Unit Pencegahan dan Penanganan Kasus di Lingkungan SLB Bikin Murid Disabilitas Lebih Berani Bersuara

Dibentuknya tim pencegahan dan penanganan korban kekerasan terhadap anak (TPPK) membawa manfaat tersendiri. Salah satunya, para murid disabilitas jadi lebih berani melapor.

oleh Ade Nasihudin Al Ansori diperbarui 07 Mei 2024, 13:00 WIB
Diterbitkan 07 Mei 2024, 13:00 WIB
Unit Pencegahan dan Penanganan Kasus di Lingkungan SLB Bikin Murid Disabilitas Lebih Berani Bersuara
Unit Pencegahan dan Penanganan Kasus di Lingkungan SLB Bikin Murid Disabilitas Lebih Berani Bersuara.
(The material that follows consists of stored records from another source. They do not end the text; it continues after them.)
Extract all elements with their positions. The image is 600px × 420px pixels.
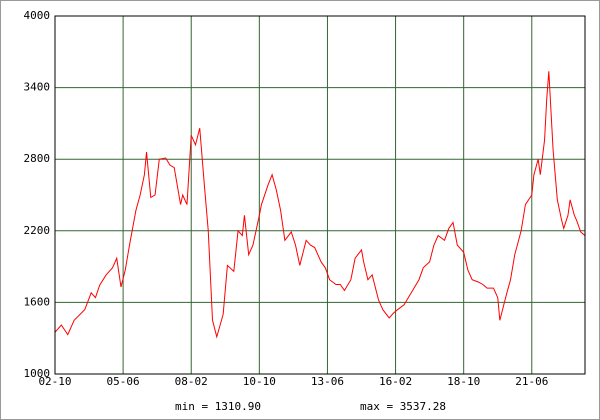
y-tick-label: 2800 [24, 152, 51, 165]
x-tick-label: 21-06 [515, 375, 548, 388]
x-tick-label: 08-02 [175, 375, 208, 388]
x-tick-label: 18-10 [447, 375, 480, 388]
y-tick-label: 3400 [24, 81, 51, 94]
y-tick-label: 4000 [24, 9, 51, 22]
plot-border [54, 15, 586, 375]
data-line [54, 71, 586, 339]
x-tick-label: 16-02 [379, 375, 412, 388]
x-tick-label: 10-10 [243, 375, 276, 388]
x-tick-label: 05-06 [107, 375, 140, 388]
plot [54, 71, 586, 339]
y-tick-label: 2200 [24, 224, 51, 237]
x-tick-label: 02-10 [38, 375, 71, 388]
min-annotation: min = 1310.90 [175, 400, 261, 413]
x-tick-label: 13-06 [311, 375, 344, 388]
y-tick-label: 1600 [24, 295, 51, 308]
y-tick-label: 1000 [24, 367, 51, 380]
max-annotation: max = 3537.28 [360, 400, 446, 413]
Foto: Instagram SLBN 1 Mataram.

Liputan6.com, Jakarta Sekolah Luar Biasa Negeri (SLBN) 1 Mataram menjadi satu-satunya SLB yang memiliki unit pencegahan dan penanganan kasus terakreditasi di Nusa Tenggara Barat (NTB).
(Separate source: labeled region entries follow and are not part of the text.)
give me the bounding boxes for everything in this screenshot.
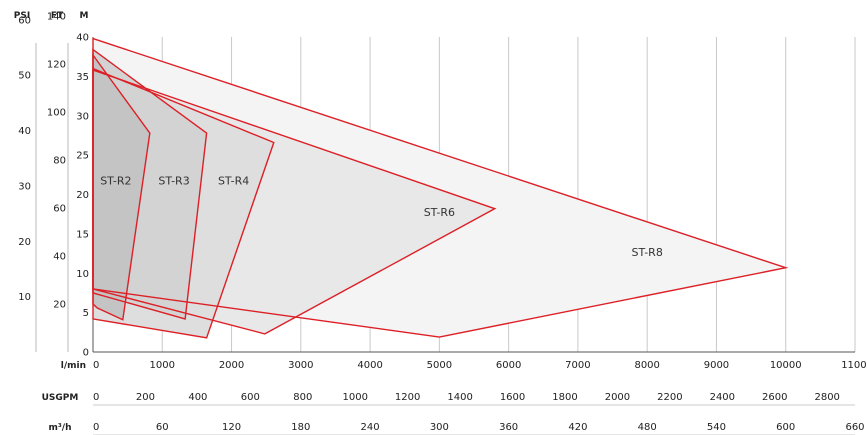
x-tick-label: 7000 <box>565 360 590 371</box>
x-tick-label: 800 <box>293 392 312 403</box>
x-tick-label: 60 <box>156 422 169 433</box>
x-axis-title-1: USGPM <box>42 393 79 403</box>
y-axis-title-1: FT <box>51 11 64 21</box>
x-tick-label: 0 <box>93 422 99 433</box>
x-tick-label: 2000 <box>605 392 630 403</box>
series-label-st-r8: ST-R8 <box>632 246 663 259</box>
y-tick-label: 40 <box>53 251 66 262</box>
y-tick-label: 30 <box>18 181 31 192</box>
y-tick-label: 10 <box>76 269 89 280</box>
y-tick-label: 60 <box>18 15 31 26</box>
x-tick-label: 1800 <box>552 392 577 403</box>
x-tick-label: 600 <box>776 422 795 433</box>
x-tick-label: 1200 <box>395 392 420 403</box>
y-tick-label: 40 <box>18 126 31 137</box>
x-tick-label: 1600 <box>500 392 525 403</box>
y-axis-title-2: M <box>80 11 89 21</box>
y-tick-label: 25 <box>76 151 89 162</box>
x-tick-label: 600 <box>241 392 260 403</box>
x-tick-label: 2800 <box>814 392 839 403</box>
y-tick-label: 100 <box>47 107 66 118</box>
x-tick-label: 10000 <box>770 360 802 371</box>
y-tick-label: 60 <box>53 203 66 214</box>
y-tick-label: 15 <box>76 229 89 240</box>
x-tick-label: 2200 <box>657 392 682 403</box>
y-tick-label: 120 <box>47 59 66 70</box>
series-label-st-r3: ST-R3 <box>158 174 189 187</box>
x-tick-label: 11000 <box>841 360 867 371</box>
x-tick-label: 1400 <box>447 392 472 403</box>
x-tick-label: 2600 <box>762 392 787 403</box>
x-tick-label: 240 <box>361 422 380 433</box>
x-tick-label: 9000 <box>704 360 729 371</box>
y-tick-label: 80 <box>53 155 66 166</box>
x-tick-label: 360 <box>499 422 518 433</box>
x-tick-label: 0 <box>93 360 99 371</box>
x-tick-label: 660 <box>845 422 864 433</box>
y-tick-label: 35 <box>76 72 89 83</box>
series-label-st-r2: ST-R2 <box>100 174 131 187</box>
x-tick-label: 2000 <box>219 360 244 371</box>
x-tick-label: 3000 <box>288 360 313 371</box>
y-tick-label: 10 <box>18 292 31 303</box>
y-tick-label: 20 <box>18 237 31 248</box>
x-tick-label: 8000 <box>634 360 659 371</box>
series-label-st-r6: ST-R6 <box>424 206 455 219</box>
x-tick-label: 2400 <box>710 392 735 403</box>
y-tick-label: 20 <box>53 299 66 310</box>
x-tick-label: 180 <box>291 422 310 433</box>
region-outline-st-r2 <box>92 52 151 321</box>
x-tick-label: 300 <box>430 422 449 433</box>
x-axis-title-0: l/min <box>61 361 86 371</box>
x-tick-label: 120 <box>222 422 241 433</box>
y-tick-label: 5 <box>83 308 89 319</box>
x-axis-title-2: m³/h <box>48 423 71 433</box>
y-tick-label: 140 <box>47 11 66 22</box>
y-tick-label: 30 <box>76 111 89 122</box>
x-tick-label: 200 <box>136 392 155 403</box>
y-axis-title-0: PSI <box>14 11 30 21</box>
x-tick-label: 6000 <box>496 360 521 371</box>
x-tick-label: 1000 <box>342 392 367 403</box>
region-fill-st-r2 <box>93 55 150 320</box>
y-tick-label: 50 <box>18 71 31 82</box>
x-tick-label: 420 <box>568 422 587 433</box>
y-tick-label: 20 <box>76 190 89 201</box>
series-label-st-r4: ST-R4 <box>218 174 249 187</box>
x-tick-label: 480 <box>638 422 657 433</box>
x-tick-label: 1000 <box>150 360 175 371</box>
x-tick-label: 0 <box>93 392 99 403</box>
x-tick-label: 540 <box>707 422 726 433</box>
y-tick-label: 40 <box>76 33 89 44</box>
x-tick-label: 5000 <box>427 360 452 371</box>
x-tick-label: 4000 <box>357 360 382 371</box>
y-tick-label: 0 <box>83 348 89 359</box>
x-tick-label: 400 <box>188 392 207 403</box>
Menurut Kepala Sekolah SLBN 1 Mataram, Abas, dibentuknya tim pencegahan dan penanganan korban kekerasan terhadap anak (TPPK) membawa manfaat tersendiri. Salah satunya, para murid disabilitas jadi lebih berani melapor.

“Semakin banyak anak berani melaporkan sekecil apapun permasalahan yang tidak menyenangkan baik di lingkungan sekolah maupun di luar sekolah,” kata Abas mengutip keterangan resmi Kementerian Pemberdayaan Perempuan dan Perlindungan Anak (KemenPPPA) dikutip Selasa (7/5/2024).

Abas juga menyampaikan bahwa SLBN 1 Mataram melalui unit pencegahan dan penanganan kasus ramah anak akan melanjutkan upaya edukasi dan pendampingan pada murid. Serta penjangkauan kepada orangtua untuk menangani masalah yang dihadapi anak-anak di sekolah.

Meneruskan hal tersebut, Asisten Deputi Perlindungan Anak Kondisi Khusus KemenPPPA, Ratna Oeni menyampaikan pihaknya akan terus melakukan pendampingan, monitoring dan evaluasi terkait implementasi standarisasi Lembaga/Unit Penanganan Kasus Ramah Anak (LPKRA).

Ratna menambahkan, hadirnya Permendikbudristek Nomor 46 Tahun 2023 tentang Pencegahan dan Penanganan Kekerasan di Satuan Pendidikan juga memperkuat program LPKRA. Pasalnya, ini sejalan dengan mandat pembentukan Tim Pencegahan dan Penanganan Kekerasan (TPPK) di satuan pendidikan.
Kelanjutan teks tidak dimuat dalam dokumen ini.